As obsessões, seriam definidas por:
(1) pensamentos, impulsos ou imagens recorrentes e persistentes que, em algum momento durante a perturbação, são experimentados como intrusivos e inadequados e causam acentuada ansiedade ou sofrimento.
(2) os pensamentos, impulsos ou imagens não são meras preocupações excessivas com problemas da vida real.
(3) a pessoa tenta ignorar ou suprimir tais pensamentos, impulsos ou imagens, ou neutralizá-los com algum outro pensamento ou ação.
(4) a pessoa reconhece que os pensamentos, impulsos ou imagens obsessivas são produto de sua própria mente (não impostos a partir de fora, como na inserção de pensamentos).

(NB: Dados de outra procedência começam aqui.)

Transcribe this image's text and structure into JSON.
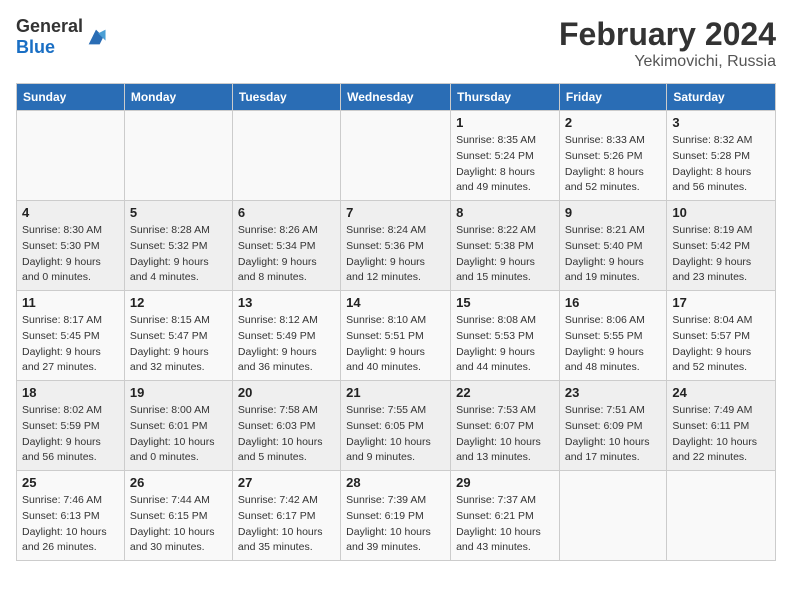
{
  "header": {
    "logo_general": "General",
    "logo_blue": "Blue",
    "main_title": "February 2024",
    "sub_title": "Yekimovichi, Russia"
  },
  "weekdays": [
    "Sunday",
    "Monday",
    "Tuesday",
    "Wednesday",
    "Thursday",
    "Friday",
    "Saturday"
  ],
  "weeks": [
    [
      {
        "day": "",
        "info": ""
      },
      {
        "day": "",
        "info": ""
      },
      {
        "day": "",
        "info": ""
      },
      {
        "day": "",
        "info": ""
      },
      {
        "day": "1",
        "info": "Sunrise: 8:35 AM\nSunset: 5:24 PM\nDaylight: 8 hours\nand 49 minutes."
      },
      {
        "day": "2",
        "info": "Sunrise: 8:33 AM\nSunset: 5:26 PM\nDaylight: 8 hours\nand 52 minutes."
      },
      {
        "day": "3",
        "info": "Sunrise: 8:32 AM\nSunset: 5:28 PM\nDaylight: 8 hours\nand 56 minutes."
      }
    ],
    [
      {
        "day": "4",
        "info": "Sunrise: 8:30 AM\nSunset: 5:30 PM\nDaylight: 9 hours\nand 0 minutes."
      },
      {
        "day": "5",
        "info": "Sunrise: 8:28 AM\nSunset: 5:32 PM\nDaylight: 9 hours\nand 4 minutes."
      },
      {
        "day": "6",
        "info": "Sunrise: 8:26 AM\nSunset: 5:34 PM\nDaylight: 9 hours\nand 8 minutes."
      },
      {
        "day": "7",
        "info": "Sunrise: 8:24 AM\nSunset: 5:36 PM\nDaylight: 9 hours\nand 12 minutes."
      },
      {
        "day": "8",
        "info": "Sunrise: 8:22 AM\nSunset: 5:38 PM\nDaylight: 9 hours\nand 15 minutes."
      },
      {
        "day": "9",
        "info": "Sunrise: 8:21 AM\nSunset: 5:40 PM\nDaylight: 9 hours\nand 19 minutes."
      },
      {
        "day": "10",
        "info": "Sunrise: 8:19 AM\nSunset: 5:42 PM\nDaylight: 9 hours\nand 23 minutes."
      }
    ],
    [
      {
        "day": "11",
        "info": "Sunrise: 8:17 AM\nSunset: 5:45 PM\nDaylight: 9 hours\nand 27 minutes."
      },
      {
        "day": "12",
        "info": "Sunrise: 8:15 AM\nSunset: 5:47 PM\nDaylight: 9 hours\nand 32 minutes."
      },
      {
        "day": "13",
        "info": "Sunrise: 8:12 AM\nSunset: 5:49 PM\nDaylight: 9 hours\nand 36 minutes."
      },
      {
        "day": "14",
        "info": "Sunrise: 8:10 AM\nSunset: 5:51 PM\nDaylight: 9 hours\nand 40 minutes."
      },
      {
        "day": "15",
        "info": "Sunrise: 8:08 AM\nSunset: 5:53 PM\nDaylight: 9 hours\nand 44 minutes."
      },
      {
        "day": "16",
        "info": "Sunrise: 8:06 AM\nSunset: 5:55 PM\nDaylight: 9 hours\nand 48 minutes."
      },
      {
        "day": "17",
        "info": "Sunrise: 8:04 AM\nSunset: 5:57 PM\nDaylight: 9 hours\nand 52 minutes."
      }
    ],
    [
      {
        "day": "18",
        "info": "Sunrise: 8:02 AM\nSunset: 5:59 PM\nDaylight: 9 hours\nand 56 minutes."
      },
      {
        "day": "19",
        "info": "Sunrise: 8:00 AM\nSunset: 6:01 PM\nDaylight: 10 hours\nand 0 minutes."
      },
      {
        "day": "20",
        "info": "Sunrise: 7:58 AM\nSunset: 6:03 PM\nDaylight: 10 hours\nand 5 minutes."
      },
      {
        "day": "21",
        "info": "Sunrise: 7:55 AM\nSunset: 6:05 PM\nDaylight: 10 hours\nand 9 minutes."
      },
      {
        "day": "22",
        "info": "Sunrise: 7:53 AM\nSunset: 6:07 PM\nDaylight: 10 hours\nand 13 minutes."
      },
      {
        "day": "23",
        "info": "Sunrise: 7:51 AM\nSunset: 6:09 PM\nDaylight: 10 hours\nand 17 minutes."
      },
      {
        "day": "24",
        "info": "Sunrise: 7:49 AM\nSunset: 6:11 PM\nDaylight: 10 hours\nand 22 minutes."
      }
    ],
    [
      {
        "day": "25",
        "info": "Sunrise: 7:46 AM\nSunset: 6:13 PM\nDaylight: 10 hours\nand 26 minutes."
      },
      {
        "day": "26",
        "info": "Sunrise: 7:44 AM\nSunset: 6:15 PM\nDaylight: 10 hours\nand 30 minutes."
      },
      {
        "day": "27",
        "info": "Sunrise: 7:42 AM\nSunset: 6:17 PM\nDaylight: 10 hours\nand 35 minutes."
      },
      {
        "day": "28",
        "info": "Sunrise: 7:39 AM\nSunset: 6:19 PM\nDaylight: 10 hours\nand 39 minutes."
      },
      {
        "day": "29",
        "info": "Sunrise: 7:37 AM\nSunset: 6:21 PM\nDaylight: 10 hours\nand 43 minutes."
      },
      {
        "day": "",
        "info": ""
      },
      {
        "day": "",
        "info": ""
      }
    ]
  ]
}
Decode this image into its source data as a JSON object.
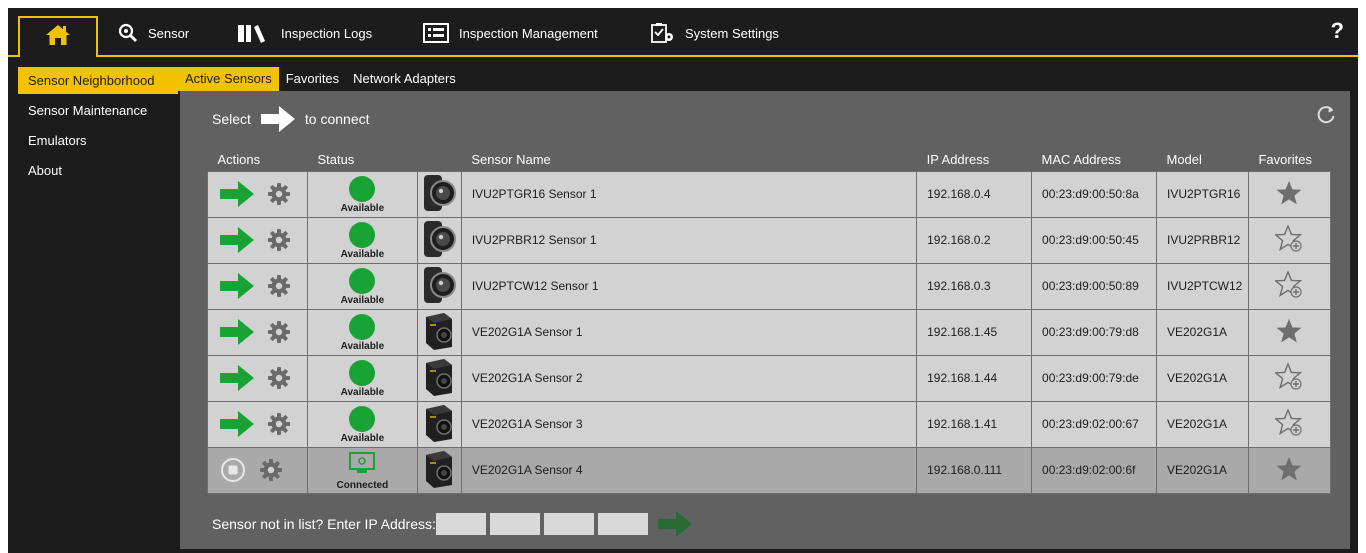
{
  "nav": {
    "home_icon": "home-icon",
    "items": [
      {
        "label": "Sensor",
        "icon": "sensor-search-icon"
      },
      {
        "label": "Inspection Logs",
        "icon": "books-icon"
      },
      {
        "label": "Inspection Management",
        "icon": "list-icon"
      },
      {
        "label": "System Settings",
        "icon": "settings-clipboard-icon"
      }
    ],
    "help": "?"
  },
  "sidebar": {
    "items": [
      {
        "label": "Sensor Neighborhood",
        "active": true
      },
      {
        "label": "Sensor Maintenance",
        "active": false
      },
      {
        "label": "Emulators",
        "active": false
      },
      {
        "label": "About",
        "active": false
      }
    ]
  },
  "tabs": [
    {
      "label": "Active Sensors",
      "active": true
    },
    {
      "label": "Favorites",
      "active": false
    },
    {
      "label": "Network Adapters",
      "active": false
    }
  ],
  "select_bar": {
    "select": "Select",
    "to_connect": "to connect"
  },
  "table": {
    "headers": {
      "actions": "Actions",
      "status": "Status",
      "name": "Sensor Name",
      "ip": "IP Address",
      "mac": "MAC Address",
      "model": "Model",
      "favorites": "Favorites"
    },
    "rows": [
      {
        "status": "Available",
        "name": "IVU2PTGR16 Sensor 1",
        "ip": "192.168.0.4",
        "mac": "00:23:d9:00:50:8a",
        "model": "IVU2PTGR16",
        "favorite": true,
        "camera": "round-camera",
        "connected": false
      },
      {
        "status": "Available",
        "name": "IVU2PRBR12 Sensor 1",
        "ip": "192.168.0.2",
        "mac": "00:23:d9:00:50:45",
        "model": "IVU2PRBR12",
        "favorite": false,
        "camera": "round-camera",
        "connected": false
      },
      {
        "status": "Available",
        "name": "IVU2PTCW12 Sensor 1",
        "ip": "192.168.0.3",
        "mac": "00:23:d9:00:50:89",
        "model": "IVU2PTCW12",
        "favorite": false,
        "camera": "round-camera",
        "connected": false
      },
      {
        "status": "Available",
        "name": "VE202G1A Sensor 1",
        "ip": "192.168.1.45",
        "mac": "00:23:d9:00:79:d8",
        "model": "VE202G1A",
        "favorite": true,
        "camera": "box-camera",
        "connected": false
      },
      {
        "status": "Available",
        "name": "VE202G1A Sensor 2",
        "ip": "192.168.1.44",
        "mac": "00:23:d9:00:79:de",
        "model": "VE202G1A",
        "favorite": false,
        "camera": "box-camera",
        "connected": false
      },
      {
        "status": "Available",
        "name": "VE202G1A Sensor 3",
        "ip": "192.168.1.41",
        "mac": "00:23:d9:02:00:67",
        "model": "VE202G1A",
        "favorite": false,
        "camera": "box-camera",
        "connected": false
      },
      {
        "status": "Connected",
        "name": "VE202G1A Sensor 4",
        "ip": "192.168.0.111",
        "mac": "00:23:d9:02:00:6f",
        "model": "VE202G1A",
        "favorite": true,
        "camera": "box-camera",
        "connected": true
      }
    ]
  },
  "bottom": {
    "label": "Sensor not in list?  Enter IP Address:"
  },
  "colors": {
    "accent": "#f2c200",
    "green": "#1aa335",
    "panel": "#616161",
    "background": "#1c1c1c"
  }
}
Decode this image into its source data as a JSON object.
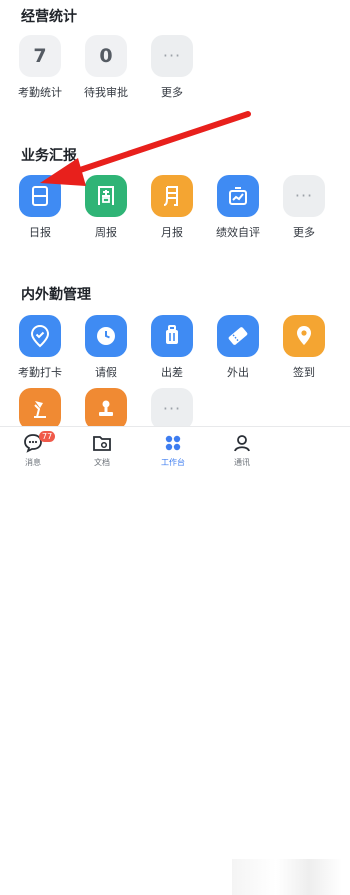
{
  "sections": {
    "business_stats": {
      "title": "经营统计",
      "items": [
        {
          "label": "考勤统计",
          "value": "7"
        },
        {
          "label": "待我审批",
          "value": "0"
        },
        {
          "label": "更多",
          "value": "···"
        }
      ]
    },
    "business_report": {
      "title": "业务汇报",
      "items": [
        {
          "label": "日报",
          "glyph": "日",
          "icon": "daily-report-icon"
        },
        {
          "label": "周报",
          "glyph": "周",
          "icon": "weekly-report-icon"
        },
        {
          "label": "月报",
          "glyph": "月",
          "icon": "monthly-report-icon"
        },
        {
          "label": "绩效自评",
          "icon": "performance-chart-icon"
        },
        {
          "label": "更多",
          "glyph": "···",
          "icon": "more-icon"
        }
      ]
    },
    "attendance": {
      "title": "内外勤管理",
      "items": [
        {
          "label": "考勤打卡",
          "icon": "checkin-shield-icon"
        },
        {
          "label": "请假",
          "icon": "clock-icon"
        },
        {
          "label": "出差",
          "icon": "luggage-icon"
        },
        {
          "label": "外出",
          "icon": "ticket-icon"
        },
        {
          "label": "签到",
          "icon": "location-pin-icon"
        }
      ],
      "row2_more": "···"
    }
  },
  "bottom_nav": {
    "tabs": [
      {
        "label": "消息",
        "icon": "chat-icon",
        "badge": "77"
      },
      {
        "label": "文档",
        "icon": "folder-icon"
      },
      {
        "label": "工作台",
        "icon": "grid-icon",
        "active": true
      },
      {
        "label": "通讯",
        "icon": "contacts-icon"
      }
    ]
  },
  "colors": {
    "blue": "#3f8bf3",
    "green": "#2fb476",
    "orange": "#f4a532",
    "deep_orange": "#f08a33",
    "arrow_red": "#e8201c",
    "active_tab": "#3e7df0"
  }
}
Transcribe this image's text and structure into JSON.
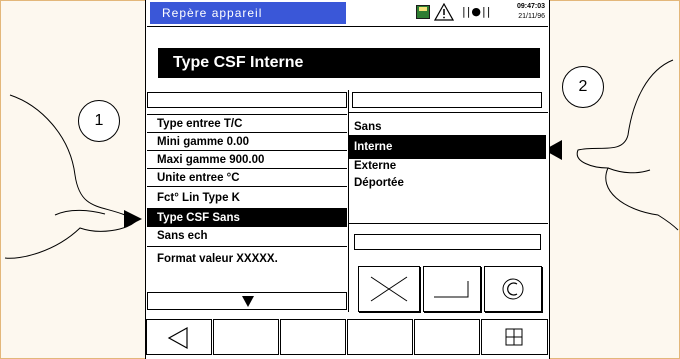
{
  "header": {
    "device_label": "Repère appareil",
    "time": "09:47:03",
    "date": "21/11/96",
    "icons": [
      "disk-icon",
      "warning-icon",
      "signal-icon"
    ]
  },
  "title": "Type CSF Interne",
  "left_menu": [
    "Type entree T/C",
    "Mini gamme  0.00",
    "Maxi gamme  900.00",
    "Unite entree °C",
    "Fct° Lin Type K",
    "Type CSF Sans",
    "Sans ech",
    "Format valeur XXXXX."
  ],
  "left_menu_selected": "Type CSF Sans",
  "right_options": [
    "Sans",
    "Interne",
    "Externe",
    "Déportée"
  ],
  "right_selected": "Interne",
  "callouts": [
    "1",
    "2"
  ],
  "buttons": {
    "cancel": "cancel-icon",
    "enter": "enter-icon",
    "copyright": "copyright-icon"
  },
  "softkeys": [
    "back-triangle-icon",
    "",
    "",
    "",
    "",
    "",
    "grid-icon"
  ],
  "colors": {
    "header_accent": "#3a57d8",
    "frame_border": "#e3b77a",
    "background": "#fdf8ef"
  }
}
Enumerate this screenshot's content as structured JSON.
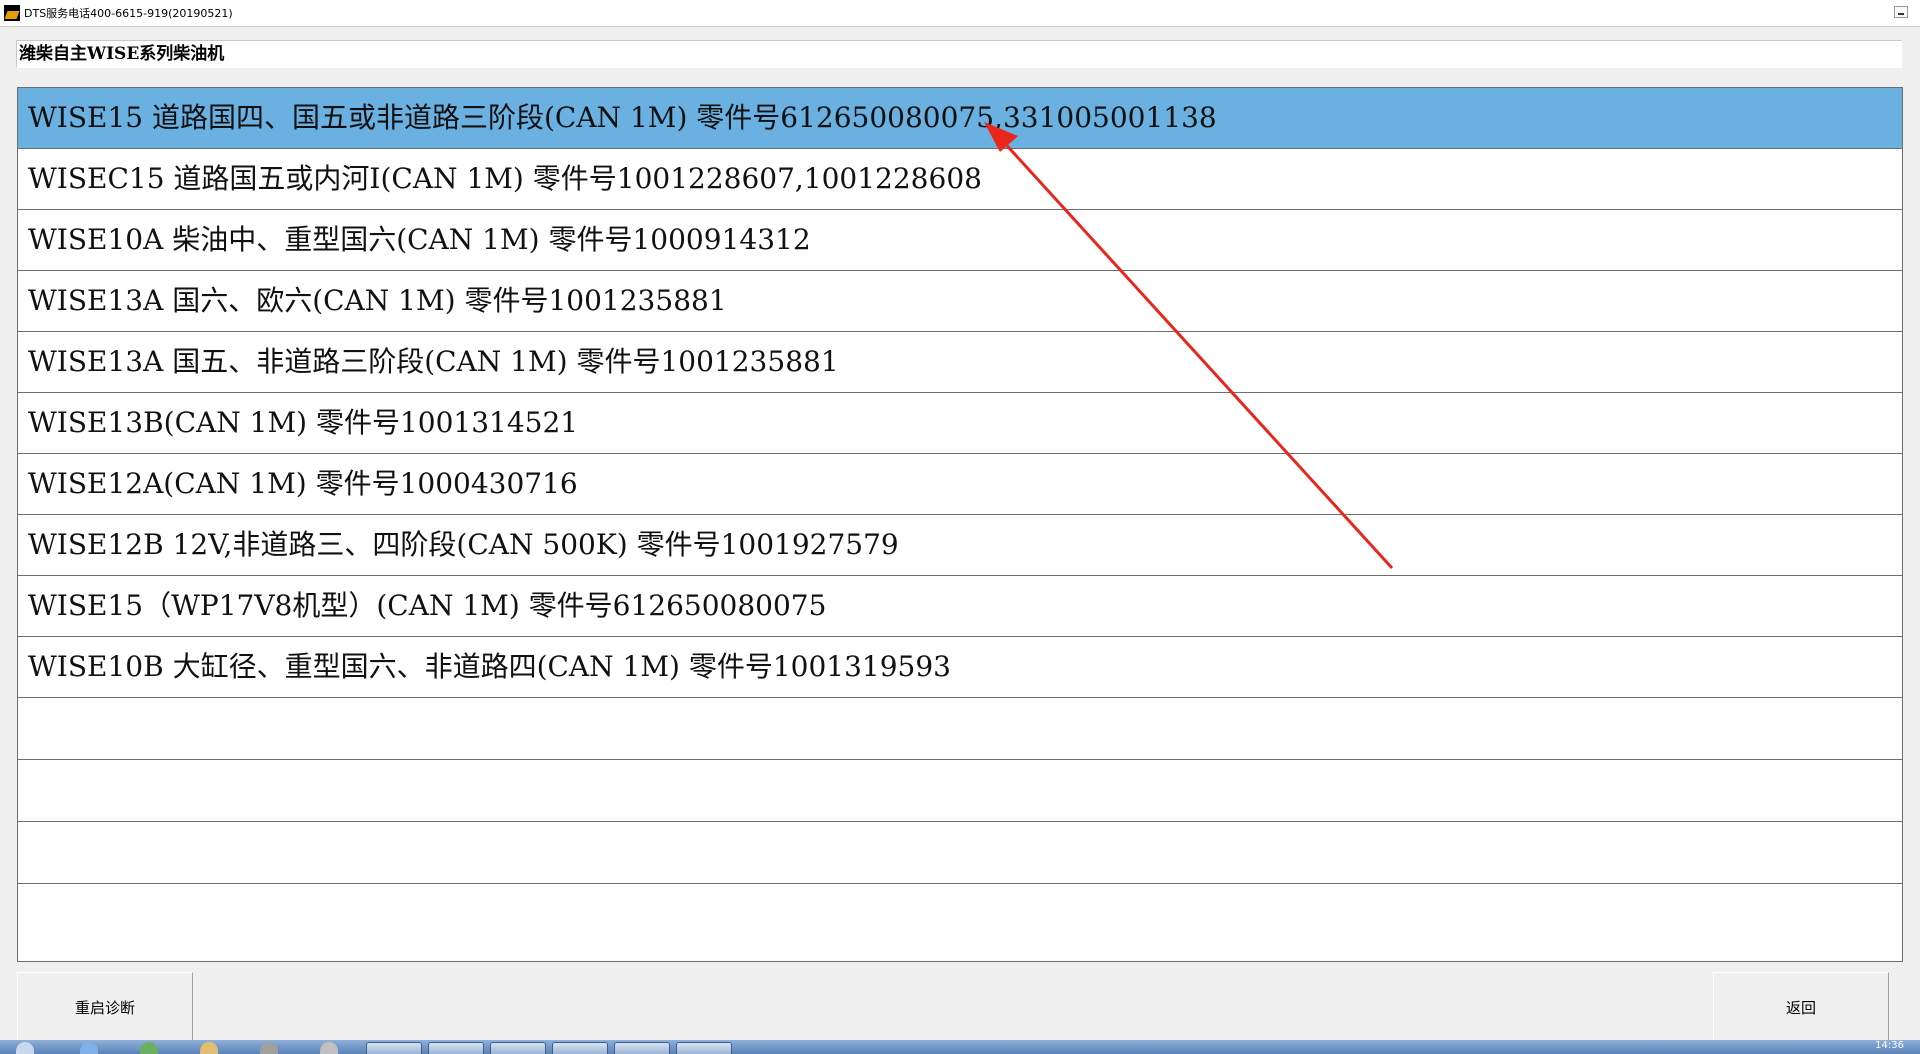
{
  "window": {
    "title": "DTS服务电话400-6615-919(20190521)"
  },
  "header": {
    "title": "潍柴自主WISE系列柴油机"
  },
  "list": {
    "items": [
      "WISE15 道路国四、国五或非道路三阶段(CAN 1M) 零件号612650080075,331005001138",
      "WISEC15 道路国五或内河I(CAN 1M) 零件号1001228607,1001228608",
      "WISE10A 柴油中、重型国六(CAN 1M) 零件号1000914312",
      "WISE13A 国六、欧六(CAN 1M) 零件号1001235881",
      "WISE13A 国五、非道路三阶段(CAN 1M) 零件号1001235881",
      "WISE13B(CAN 1M) 零件号1001314521",
      "WISE12A(CAN 1M) 零件号1000430716",
      "WISE12B 12V,非道路三、四阶段(CAN 500K) 零件号1001927579",
      "WISE15（WP17V8机型）(CAN 1M) 零件号612650080075",
      "WISE10B 大缸径、重型国六、非道路四(CAN 1M) 零件号1001319593"
    ],
    "selected_index": 0,
    "selected_color": "#6ab0e0"
  },
  "buttons": {
    "restart_label": "重启诊断",
    "back_label": "返回"
  },
  "taskbar": {
    "clock": "14:36"
  },
  "annotation": {
    "arrow_color": "#e8261c"
  }
}
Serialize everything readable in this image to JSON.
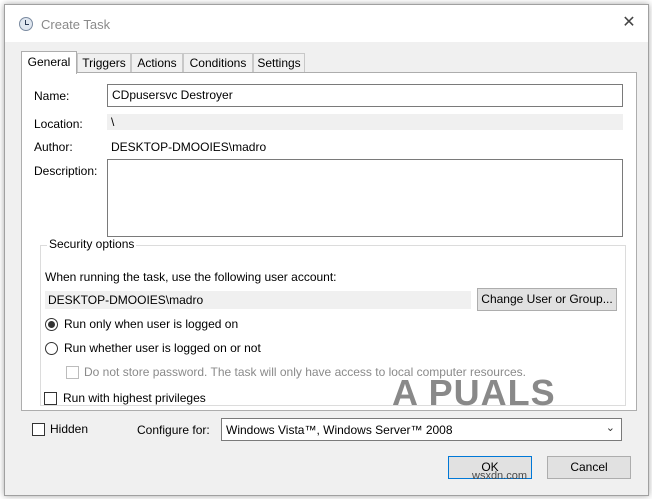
{
  "window": {
    "title": "Create Task",
    "close_glyph": "✕",
    "title_icon": "clock-icon"
  },
  "tabs": [
    {
      "label": "General",
      "active": true
    },
    {
      "label": "Triggers",
      "active": false
    },
    {
      "label": "Actions",
      "active": false
    },
    {
      "label": "Conditions",
      "active": false
    },
    {
      "label": "Settings",
      "active": false
    }
  ],
  "general": {
    "name_label": "Name:",
    "name_value": "CDpusersvc Destroyer",
    "location_label": "Location:",
    "location_value": "\\",
    "author_label": "Author:",
    "author_value": "DESKTOP-DMOOIES\\madro",
    "description_label": "Description:",
    "description_value": ""
  },
  "security": {
    "title": "Security options",
    "account_prompt": "When running the task, use the following user account:",
    "account_value": "DESKTOP-DMOOIES\\madro",
    "change_button": "Change User or Group...",
    "radio_logged_on": "Run only when user is logged on",
    "radio_logged_on_selected": true,
    "radio_whether": "Run whether user is logged on or not",
    "radio_whether_selected": false,
    "no_store_password": "Do not store password.  The task will only have access to local computer resources.",
    "highest_privileges": "Run with highest privileges"
  },
  "footer": {
    "hidden_label": "Hidden",
    "configure_label": "Configure for:",
    "configure_value": "Windows Vista™, Windows Server™ 2008",
    "ok_button": "OK",
    "cancel_button": "Cancel"
  },
  "watermark": {
    "text": "A  PUALS",
    "site": "wsxdn.com"
  },
  "colors": {
    "accent": "#0078d7",
    "window_bg": "#f0f0f0",
    "panel_bg": "#ffffff"
  }
}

A ausência do termo ciúme nesses critérios seria o maior responsável pela relutância de muitos autores em diagnosticar o TOC em casos cuja apresentação é centrada em preocupações de infidelidade. Apesar de haver temas de idéias obsessivas mais freqüentes no TOC, as possibilidades de conteúdos obsessivos e rituais compulsivos são infindáveis. Não há também nenhuma regra proibindo as idéias obsessivas de envolverem o tema ciúme com a mesma força que envolve a contaminação, sujeira, doença, etc.
Devido a essa resistência em se considerar o Ciúme Patológico como um Transtorno Obsessivo-Compulsivo normal com a diferença única no tema da idéia obsessiva, existem termos variantes do TOC, tais como Ciúme Obsessivo, Ciúme Obsessivo-Suspeitoso, forma Obsessivo-Compulsiva de Ciúme Patológico ou Ciúme com Características Obsessivas, evitando-se falar diretamente em Transtorno Obsessivo-Compulsivo. Talvez pelo tema ciúme ter forte natureza paranóica, a aproximação mais natural do transtorno seria com idéias delirantes e quadros tradicionalmente psicóticos.
O ciúme erudito ainda pode ser concretizado na forma de letra de música, para eternizar uma rivalidade entre povos de duas cidades pelo carinho de um rio que as corta. Em “O Ciúme”, de Caetano Veloso, a gente de Juazeiro na Bahia e Petrolina em Pernambuco, rivaliza-se durante séculos para adotarem a guarda poética do Rio São Francisco e desta forma, não podemos qualificar o sintoma como patológico ou assintomático; as pessoas sentem ciúme de uma forma ou de outra e nem sempre devem ser rotuladas como transtornadas compulsivas, afinal de contas, elas nutrem harmoniosamente um sentimento de pureza que não abala as relações sociais de convivência.
Eu tenho ciúmes e admito isso, sabendo ao certo por qual razão (as vezes); e você, qual o seu tipo mais comum de ciúme?